20.07.2011, 16:36 Uhr
Ein Nager im Forschungslabor (Foto: imago)
Japanischen Forschern ist es gelungen, in der Niere einer Maus einen Zahn zu züchten. Diese neue Methode sei deutlich schneller als frühere Techniken zur Züchtung von Zähnen, sagte Professor Takashi Tsuji von der Universität Tokio, der das Forschungsprojekt geleitet hatte.
"Es ist unser erster Schritt zum Ziel - der Regeneration von Organen, um beschädigte oder verlorene Organe zu ersetzen", sagte der Forscher.

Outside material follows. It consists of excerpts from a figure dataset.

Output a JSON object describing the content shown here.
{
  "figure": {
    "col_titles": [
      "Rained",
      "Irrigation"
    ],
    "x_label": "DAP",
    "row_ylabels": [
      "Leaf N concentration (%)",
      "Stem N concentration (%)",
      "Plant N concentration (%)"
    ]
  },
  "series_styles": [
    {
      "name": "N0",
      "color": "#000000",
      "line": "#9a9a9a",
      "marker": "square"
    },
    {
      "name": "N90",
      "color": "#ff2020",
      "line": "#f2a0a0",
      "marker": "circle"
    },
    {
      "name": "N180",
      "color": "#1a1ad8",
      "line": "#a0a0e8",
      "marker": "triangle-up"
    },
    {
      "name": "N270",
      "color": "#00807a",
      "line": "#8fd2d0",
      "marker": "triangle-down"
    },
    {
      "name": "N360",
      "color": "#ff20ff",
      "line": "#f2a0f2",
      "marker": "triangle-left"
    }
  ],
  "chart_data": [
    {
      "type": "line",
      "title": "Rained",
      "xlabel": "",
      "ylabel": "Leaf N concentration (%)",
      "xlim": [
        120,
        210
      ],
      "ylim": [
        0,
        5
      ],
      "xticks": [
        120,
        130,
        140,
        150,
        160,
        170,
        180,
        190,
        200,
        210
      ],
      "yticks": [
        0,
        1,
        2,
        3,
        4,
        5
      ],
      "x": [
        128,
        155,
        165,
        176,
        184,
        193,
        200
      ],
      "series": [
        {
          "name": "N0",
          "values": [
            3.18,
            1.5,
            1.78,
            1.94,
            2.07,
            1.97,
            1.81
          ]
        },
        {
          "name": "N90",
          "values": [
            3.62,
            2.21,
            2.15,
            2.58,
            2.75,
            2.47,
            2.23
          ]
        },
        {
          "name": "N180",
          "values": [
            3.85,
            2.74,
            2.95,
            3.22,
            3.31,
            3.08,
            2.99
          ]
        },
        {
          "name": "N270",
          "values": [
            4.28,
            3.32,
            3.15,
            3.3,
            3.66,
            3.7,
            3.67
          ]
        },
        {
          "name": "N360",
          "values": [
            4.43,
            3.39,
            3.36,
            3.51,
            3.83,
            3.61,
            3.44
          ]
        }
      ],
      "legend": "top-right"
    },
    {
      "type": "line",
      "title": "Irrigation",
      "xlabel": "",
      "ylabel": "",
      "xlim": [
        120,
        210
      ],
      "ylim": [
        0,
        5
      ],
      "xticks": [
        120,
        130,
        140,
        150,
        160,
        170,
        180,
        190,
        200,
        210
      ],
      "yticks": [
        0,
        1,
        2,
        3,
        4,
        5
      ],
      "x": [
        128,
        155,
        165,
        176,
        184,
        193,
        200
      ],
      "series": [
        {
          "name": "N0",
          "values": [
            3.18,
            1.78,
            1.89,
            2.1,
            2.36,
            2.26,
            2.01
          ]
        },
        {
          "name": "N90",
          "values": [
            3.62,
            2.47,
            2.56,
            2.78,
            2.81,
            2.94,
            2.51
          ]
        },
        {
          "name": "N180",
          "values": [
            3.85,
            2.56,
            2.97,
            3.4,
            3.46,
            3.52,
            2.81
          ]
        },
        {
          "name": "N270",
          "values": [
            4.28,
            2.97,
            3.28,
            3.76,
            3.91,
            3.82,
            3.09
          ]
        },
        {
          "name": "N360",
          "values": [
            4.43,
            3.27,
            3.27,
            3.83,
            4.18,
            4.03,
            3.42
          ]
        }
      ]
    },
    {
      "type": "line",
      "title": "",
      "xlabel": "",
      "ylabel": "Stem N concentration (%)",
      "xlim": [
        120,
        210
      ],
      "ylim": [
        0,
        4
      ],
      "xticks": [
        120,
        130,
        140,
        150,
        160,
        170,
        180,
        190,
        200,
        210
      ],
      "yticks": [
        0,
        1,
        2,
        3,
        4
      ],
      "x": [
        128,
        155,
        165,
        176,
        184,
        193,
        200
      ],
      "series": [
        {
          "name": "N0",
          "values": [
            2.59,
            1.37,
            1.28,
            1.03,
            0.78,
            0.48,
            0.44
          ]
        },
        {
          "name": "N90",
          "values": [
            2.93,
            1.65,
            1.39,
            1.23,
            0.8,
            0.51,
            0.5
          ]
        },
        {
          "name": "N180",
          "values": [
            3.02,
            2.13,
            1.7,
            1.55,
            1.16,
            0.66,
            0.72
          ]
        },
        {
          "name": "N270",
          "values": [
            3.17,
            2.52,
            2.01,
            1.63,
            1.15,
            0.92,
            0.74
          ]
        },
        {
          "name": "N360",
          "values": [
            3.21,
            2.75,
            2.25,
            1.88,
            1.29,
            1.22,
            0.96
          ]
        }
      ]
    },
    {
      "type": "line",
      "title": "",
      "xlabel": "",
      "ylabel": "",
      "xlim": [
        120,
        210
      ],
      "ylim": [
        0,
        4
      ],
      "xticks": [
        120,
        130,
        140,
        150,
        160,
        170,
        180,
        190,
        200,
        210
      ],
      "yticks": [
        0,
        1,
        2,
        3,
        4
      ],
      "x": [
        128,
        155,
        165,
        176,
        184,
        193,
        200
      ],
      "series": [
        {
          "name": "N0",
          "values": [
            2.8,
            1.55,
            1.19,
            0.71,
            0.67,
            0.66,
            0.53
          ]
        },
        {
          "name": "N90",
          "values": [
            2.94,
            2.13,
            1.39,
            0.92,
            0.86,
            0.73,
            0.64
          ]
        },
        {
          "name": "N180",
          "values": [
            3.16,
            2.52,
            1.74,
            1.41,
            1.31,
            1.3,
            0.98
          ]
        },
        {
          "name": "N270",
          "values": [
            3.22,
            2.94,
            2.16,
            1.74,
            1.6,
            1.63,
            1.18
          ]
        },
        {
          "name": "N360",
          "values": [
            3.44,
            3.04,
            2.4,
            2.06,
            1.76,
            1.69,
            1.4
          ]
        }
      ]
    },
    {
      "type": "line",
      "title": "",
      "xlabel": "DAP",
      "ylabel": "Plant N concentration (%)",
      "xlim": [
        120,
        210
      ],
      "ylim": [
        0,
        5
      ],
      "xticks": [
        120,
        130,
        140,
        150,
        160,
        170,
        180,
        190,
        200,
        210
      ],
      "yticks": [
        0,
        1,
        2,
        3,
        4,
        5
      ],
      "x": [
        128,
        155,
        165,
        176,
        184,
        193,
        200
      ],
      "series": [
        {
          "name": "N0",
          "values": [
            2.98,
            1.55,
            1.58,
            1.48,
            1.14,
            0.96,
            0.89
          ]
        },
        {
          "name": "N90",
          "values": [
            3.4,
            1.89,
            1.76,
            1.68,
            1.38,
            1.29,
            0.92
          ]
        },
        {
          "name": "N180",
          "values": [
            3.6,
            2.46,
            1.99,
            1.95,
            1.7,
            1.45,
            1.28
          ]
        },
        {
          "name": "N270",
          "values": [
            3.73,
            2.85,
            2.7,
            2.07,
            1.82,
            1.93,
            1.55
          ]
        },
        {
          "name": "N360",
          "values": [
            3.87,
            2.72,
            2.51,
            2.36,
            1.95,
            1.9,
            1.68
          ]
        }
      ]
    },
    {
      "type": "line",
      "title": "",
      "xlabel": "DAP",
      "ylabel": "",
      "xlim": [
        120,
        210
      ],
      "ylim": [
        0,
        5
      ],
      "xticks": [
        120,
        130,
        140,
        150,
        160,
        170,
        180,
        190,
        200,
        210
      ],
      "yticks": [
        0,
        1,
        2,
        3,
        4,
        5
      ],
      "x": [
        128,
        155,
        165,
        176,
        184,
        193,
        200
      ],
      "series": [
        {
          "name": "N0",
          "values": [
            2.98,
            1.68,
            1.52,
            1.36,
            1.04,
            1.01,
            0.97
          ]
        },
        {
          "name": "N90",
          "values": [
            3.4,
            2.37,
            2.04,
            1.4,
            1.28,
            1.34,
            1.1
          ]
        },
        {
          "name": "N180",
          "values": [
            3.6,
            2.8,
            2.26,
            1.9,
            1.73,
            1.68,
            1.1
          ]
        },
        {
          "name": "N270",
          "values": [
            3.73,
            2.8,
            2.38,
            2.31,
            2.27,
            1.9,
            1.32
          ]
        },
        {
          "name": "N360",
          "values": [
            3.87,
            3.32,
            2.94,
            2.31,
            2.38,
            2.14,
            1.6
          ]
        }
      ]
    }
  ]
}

Die Anwendung für den Menschen müsse jedoch noch erforscht werden.
Biologen hatten bereits zuvor Zähne im Labor gezüchtet und diese anschließend erfolgreich in den Kiefer von Mäusen transplantiert. Bei der neuen Methode bildeten die Forscher aus speziellen Zellen, die zum Wachstum eines Zahns notwendig sind, einen Kern, den sie in Plastik eingewickelt in die Mäuseniere implantierten.
Dort wuchs das Gebilde zu einem Zahn heran, der anschließend in einen Mäusekiefer transplantiert wurde. Dort habe er sich genau wie ein echter Zahn verhalten, berichteten die Forscher. Außerdem spare die Methode im Vergleich zu der vorher angewandten Methode etwa zehn Tage Zeit.